Synthétiser la Voice of the Customer avec Claude

Difficulty
intermédiaire
Setup time
45-90 min
For
cs-ops · product-manager
Customer Success

Stack

Une Claude Skill qui fusionne trois streams de feedback que les équipes CS et Product collectent déjà séparément —les feature requests de Canny, les réponses aux surveys in-product de Sprig et un export de tickets de support— en un seul rapport priorisé de Voice of the Customer. L’output est une liste de thèmes classée où chaque thème porte un score de demande pondéré, les segments qui le réclament, des verbatims représentatifs avec leur source et une implication produit d’une ligne. Au lieu de trois personnes lisant trois outils et débattant de ce que les clients veulent « vraiment », CS Ops lance une seule commande et obtient un doc synthétisé sur lequel un product review peut agir. Le bundle de l’artifact inclut le SKILL.md, trois fichiers de référence que l’équipe adapte une fois et un output d’exemple.

Quand l’utiliser

Vous êtes un lead CS Ops ou un Product Manager qui doit produire un résumé récurrent de VoC —product council mensuel, input de roadmap trimestriel ou un artifact de planification annuelle— et le signal brut vit dans au moins deux parmi Canny, Sprig et l’export de tickets d’un outil de support. La Skill est conçue pour le cas où le volume de feedback a dépassé le point où un humain peut tout lire (environ 150+ items par cycle) mais où l’équipe veut toujours une traçabilité vers des verbatims spécifiques plutôt qu’un score boîte noire.

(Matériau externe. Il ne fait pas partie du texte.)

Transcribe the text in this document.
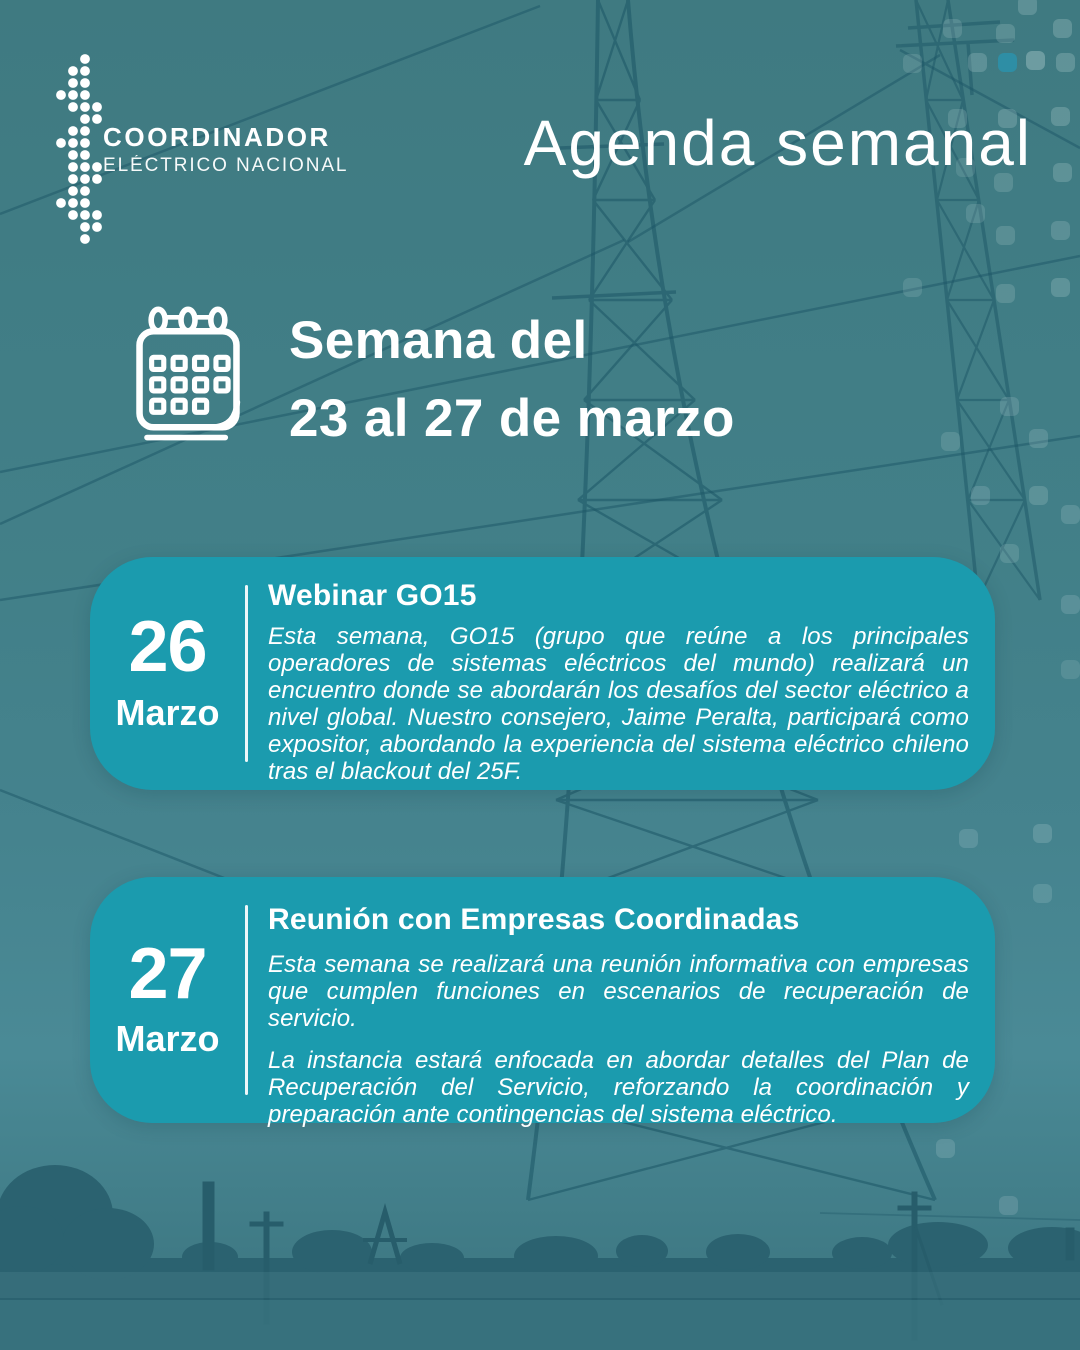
COORDINADOR
ELÉCTRICO NACIONAL	Agenda semanal
Semana del
23 al 27 de marzo
26
Marzo
Webinar GO15

Esta semana, GO15 (grupo que reúne a los principales operadores de sistemas eléctricos del mundo) realizará un encuentro donde se abordarán los desafíos del sector eléctrico a nivel global. Nuestro consejero, Jaime Peralta, participará como expositor, abordando la experiencia del sistema eléctrico chileno tras el blackout del 25F.

27
Marzo
Reunión con Empresas Coordinadas

Esta semana se realizará una reunión informativa con empresas que cumplen funciones en escenarios de recuperación de servicio.

La instancia estará enfocada en abordar detalles del Plan de Recuperación del Servicio, reforzando la coordinación y preparación ante contingencias del sistema eléctrico.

Elle fonctionne le mieux quand les trois sources peuvent chacune être exportées avec un schema stable —posts Canny avec compteurs de votes et board, réponses Sprig avec la question du survey et un attribut de segment, tickets de support avec une catégorie et un tier de compte. La Skill clusterise à travers les trois, déduplique la même demande formulée de cinq façons différentes et pondère chaque thème avec une formule que vous contrôlez. Elle produit l’output le plus défendable quand vous pouvez attacher un champ de valeur-de-compte ou de segment à chaque item, parce que c’est ce qui permet au rapport de classer par demande pondérée par le revenue plutôt que par le compte brut de mentions.

Quand NE PAS l’utiliser

N’utilisez pas cette Skill comme seul input d’une décision de roadmap. Elle synthétise la demande déclarée ; elle ne mesure ni la disposition à payer, ni le coût technique, ni le fit stratégique. Un thème en tête de la liste classée signifie que beaucoup de comptes de valeur l’ont réclamé fort, pas que c’est la bonne chose à construire. La ligne d’implication produit est une amorce de discussion, pas un verdict.

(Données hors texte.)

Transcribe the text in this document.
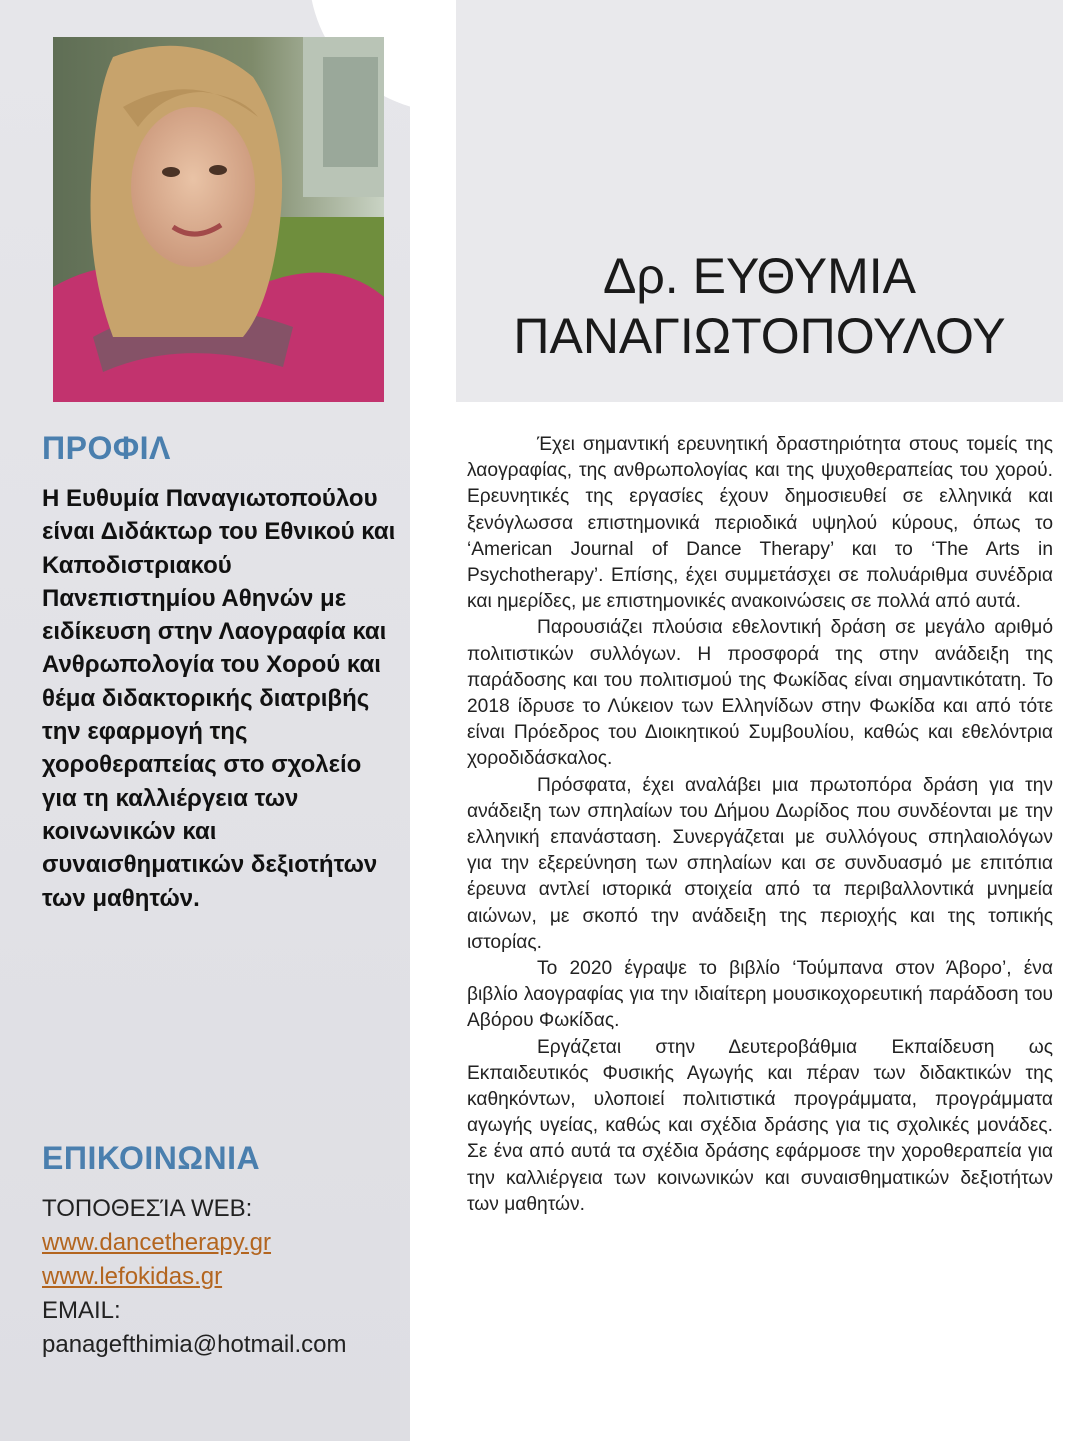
Δρ. ΕΥΘΥΜΙΑ
ΠΑΝΑΓΙΩΤΟΠΟΥΛΟΥ
ΠΡΟΦΙΛ
Η Ευθυμία Παναγιωτοπούλου είναι Διδάκτωρ του Εθνικού και Καποδιστριακού Πανεπιστημίου Αθηνών με ειδίκευση στην Λαογραφία και Ανθρωπολογία του Χορού και θέμα διδακτορικής διατριβής την εφαρμογή της χοροθεραπείας στο σχολείο για τη καλλιέργεια των κοινωνικών και συναισθηματικών δεξιοτήτων των μαθητών.
ΕΠΙΚΟΙΝΩΝΙΑ
ΤΟΠΟΘΕΣΊΑ WEB:
www.dancetherapy.gr
www.lefokidas.gr
EMAIL:
panagefthimia@hotmail.com

Έχει σημαντική ερευνητική δραστηριότητα στους τομείς της λαογραφίας, της ανθρωπολογίας και της ψυχοθεραπείας του χορού. Ερευνητικές της εργασίες έχουν δημοσιευθεί σε ελληνικά και ξενόγλωσσα επιστημονικά περιοδικά υψηλού κύρους, όπως το ‘American Journal of Dance Therapy’ και το ‘The Arts in Psychotherapy’. Επίσης, έχει συμμετάσχει σε πολυάριθμα συνέδρια και ημερίδες, με επιστημονικές ανακοινώσεις σε πολλά από αυτά.

Παρουσιάζει πλούσια εθελοντική δράση σε μεγάλο αριθμό πολιτιστικών συλλόγων. Η προσφορά της στην ανάδειξη της παράδοσης και του πολιτισμού της Φωκίδας είναι σημαντικότατη. Το 2018 ίδρυσε το Λύκειον των Ελληνίδων στην Φωκίδα και από τότε είναι Πρόεδρος του Διοικητικού Συμβουλίου, καθώς και εθελόντρια χοροδιδάσκαλος.

Πρόσφατα, έχει αναλάβει μια πρωτοπόρα δράση για την ανάδειξη των σπηλαίων του Δήμου Δωρίδος που συνδέονται με την ελληνική επανάσταση. Συνεργάζεται με συλλόγους σπηλαιολόγων για την εξερεύνηση των σπηλαίων και σε συνδυασμό με επιτόπια έρευνα αντλεί ιστορικά στοιχεία από τα περιβαλλοντικά μνημεία αιώνων, με σκοπό την ανάδειξη της περιοχής και της τοπικής ιστορίας.

Το 2020 έγραψε το βιβλίο ‘Τούμπανα στον Άβορο’, ένα βιβλίο λαογραφίας για την ιδιαίτερη μουσικοχορευτική παράδοση του Αβόρου Φωκίδας.

Εργάζεται στην Δευτεροβάθμια Εκπαίδευση ως Εκπαιδευτικός Φυσικής Αγωγής και πέραν των διδακτικών της καθηκόντων, υλοποιεί πολιτιστικά προγράμματα, προγράμματα αγωγής υγείας, καθώς και σχέδια δράσης για τις σχολικές μονάδες. Σε ένα από αυτά τα σχέδια δράσης εφάρμοσε την χοροθεραπεία για την καλλιέργεια των κοινωνικών και συναισθηματικών δεξιοτήτων των μαθητών.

Ne la pointez pas vers moins de ~50 items dans un cycle. En dessous, un PM peut lire chaque item directement en moins de temps qu’il n’en faut pour adapter les fichiers de référence, et le clustering fait du overfitting —vous obtenez des « thèmes » de deux items chacun qui ne sont en réalité que deux formulations d’une demande.

Ne l’utilisez pas quand vos sources n’ont aucun attribut de segment ou de valeur-de-compte. Sans cela, chaque thème se pondère par compte brut, ce qui sur-indexe le segment le plus bruyant (généralement des utilisateurs self-serve à faible ARR remplissant des posts Canny) et sous-compte les comptes enterprise qui envoient un email à leur CSM au lieu d’ouvrir un ticket. Un rapport de VoC fondé uniquement sur le compte induit activement en erreur la priorisation de roadmap.

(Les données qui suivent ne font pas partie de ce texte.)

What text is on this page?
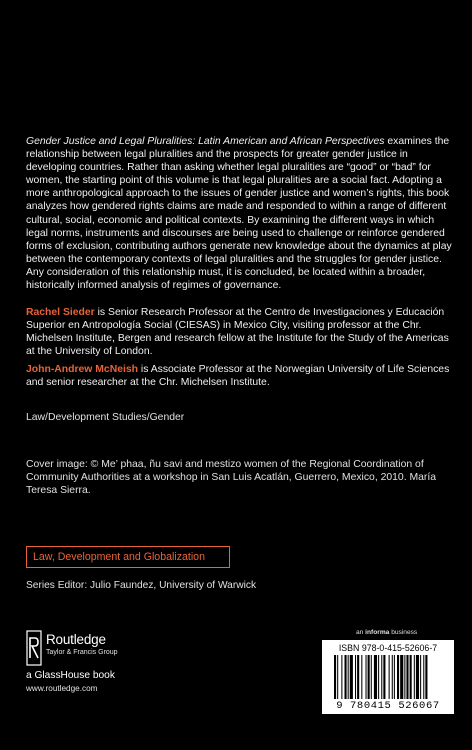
Gender Justice and Legal Pluralities: Latin American and African Perspectives examines the relationship between legal pluralities and the prospects for greater gender justice in developing countries. Rather than asking whether legal pluralities are “good” or “bad” for women, the starting point of this volume is that legal pluralities are a social fact. Adopting a more anthropological approach to the issues of gender justice and women’s rights, this book analyzes how gendered rights claims are made and responded to within a range of different cultural, social, economic and political contexts. By examining the different ways in which legal norms, instruments and discourses are being used to challenge or reinforce gendered forms of exclusion, contributing authors generate new knowledge about the dynamics at play between the contemporary contexts of legal pluralities and the struggles for gender justice. Any consideration of this relationship must, it is concluded, be located within a broader, historically informed analysis of regimes of governance.

Rachel Sieder is Senior Research Professor at the Centro de Investigaciones y Educación Superior en Antropología Social (CIESAS) in Mexico City, visiting professor at the Chr. Michelsen Institute, Bergen and research fellow at the Institute for the Study of the Americas at the University of London.

John-Andrew McNeish is Associate Professor at the Norwegian University of Life Sciences and senior researcher at the Chr. Michelsen Institute.

Law/Development Studies/Gender

Cover image: © Me’ phaa, ñu savi and mestizo women of the Regional Coordination of Community Authorities at a workshop in San Luis Acatlán, Guerrero, Mexico, 2010. María Teresa Sierra.

Law, Development and Globalization

Series Editor: Julio Faundez, University of Warwick

Routledge
Taylor & Francis Group
a GlassHouse book
www.routledge.com
an informa business
ISBN 978-0-415-52606-7
9 780415 526067
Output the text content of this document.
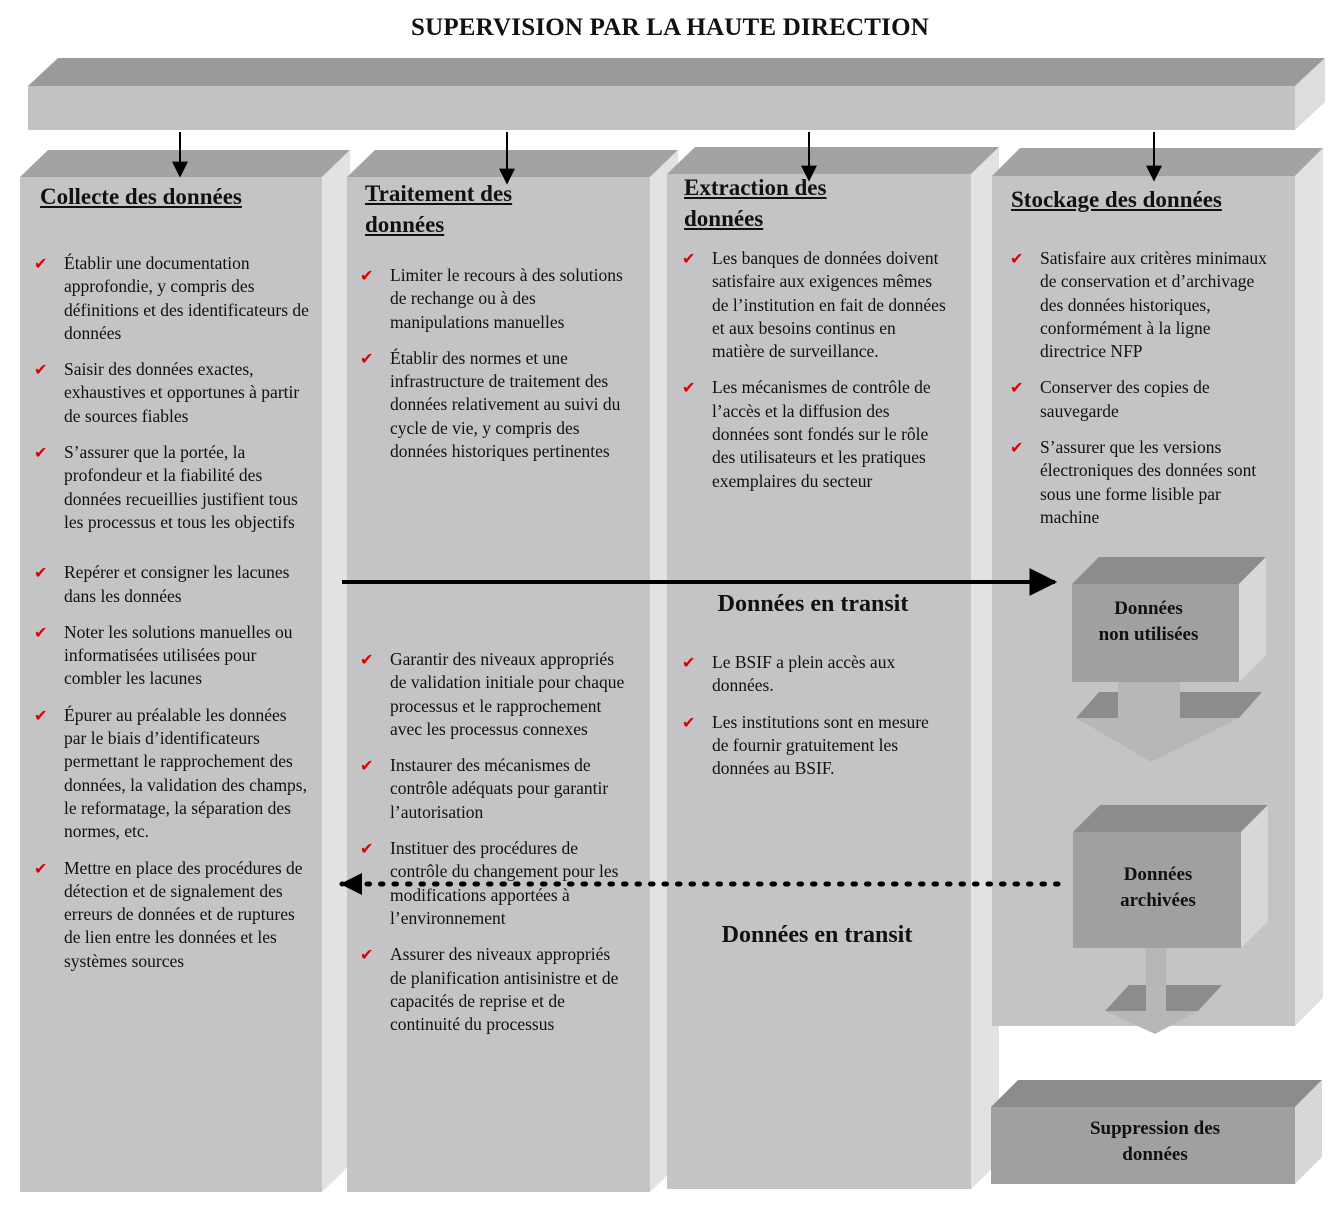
SUPERVISION PAR LA HAUTE DIRECTION
Collecte des données
✔ Établir une documentation approfondie, y compris des définitions et des identificateurs de données
✔ Saisir des données exactes, exhaustives et opportunes à partir de sources fiables
✔ S’assurer que la portée, la profondeur et la fiabilité des données recueillies justifient tous les processus et tous les objectifs
✔ Repérer et consigner les lacunes dans les données
✔ Noter les solutions manuelles ou informatisées utilisées pour combler les lacunes
✔ Épurer au préalable les données par le biais d’identificateurs permettant le rapprochement des données, la validation des champs, le reformatage, la séparation des normes, etc.
✔ Mettre en place des procédures de détection et de signalement des erreurs de données et de ruptures de lien entre les données et les systèmes sources
Traitement des données
✔ Limiter le recours à des solutions de rechange ou à des manipulations manuelles
✔ Établir des normes et une infrastructure de traitement des données relativement au suivi du cycle de vie, y compris des données historiques pertinentes
✔ Garantir des niveaux appropriés de validation initiale pour chaque processus et le rapprochement avec les processus connexes
✔ Instaurer des mécanismes de contrôle adéquats pour garantir l’autorisation
✔ Instituer des procédures de contrôle du changement pour les modifications apportées à l’environnement
✔ Assurer des niveaux appropriés de planification antisinistre et de capacités de reprise et de continuité du processus
Extraction des données
✔ Les banques de données doivent satisfaire aux exigences mêmes de l’institution en fait de données et aux besoins continus en matière de surveillance.
✔ Les mécanismes de contrôle de l’accès et la diffusion des données sont fondés sur le rôle des utilisateurs et les pratiques exemplaires du secteur
Données en transit
✔ Le BSIF a plein accès aux données.
✔ Les institutions sont en mesure de fournir gratuitement les données au BSIF.
Données en transit
Stockage des données
✔ Satisfaire aux critères minimaux de conservation et d’archivage des données historiques, conformément à la ligne directrice NFP
✔ Conserver des copies de sauvegarde
✔ S’assurer que les versions électroniques des données sont sous une forme lisible par machine
Données
non utilisées
Données
archivées
Suppression des
données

Ne traitez pas les verbatims comme anonymisés pour un partage externe. La Skill préserve assez de contexte de source (tier de compte, parfois une phrase citée) pour qu’un rapport puisse divulguer qui a dit quoi. Gardez l’output interne sauf si vous lancez une passe de rédaction séparée.

Setup

Environ 45 à 90 minutes la première fois, presque entièrement passées à adapter les trois fichiers de référence à vos propres schemas d’export et à votre politique de pondération.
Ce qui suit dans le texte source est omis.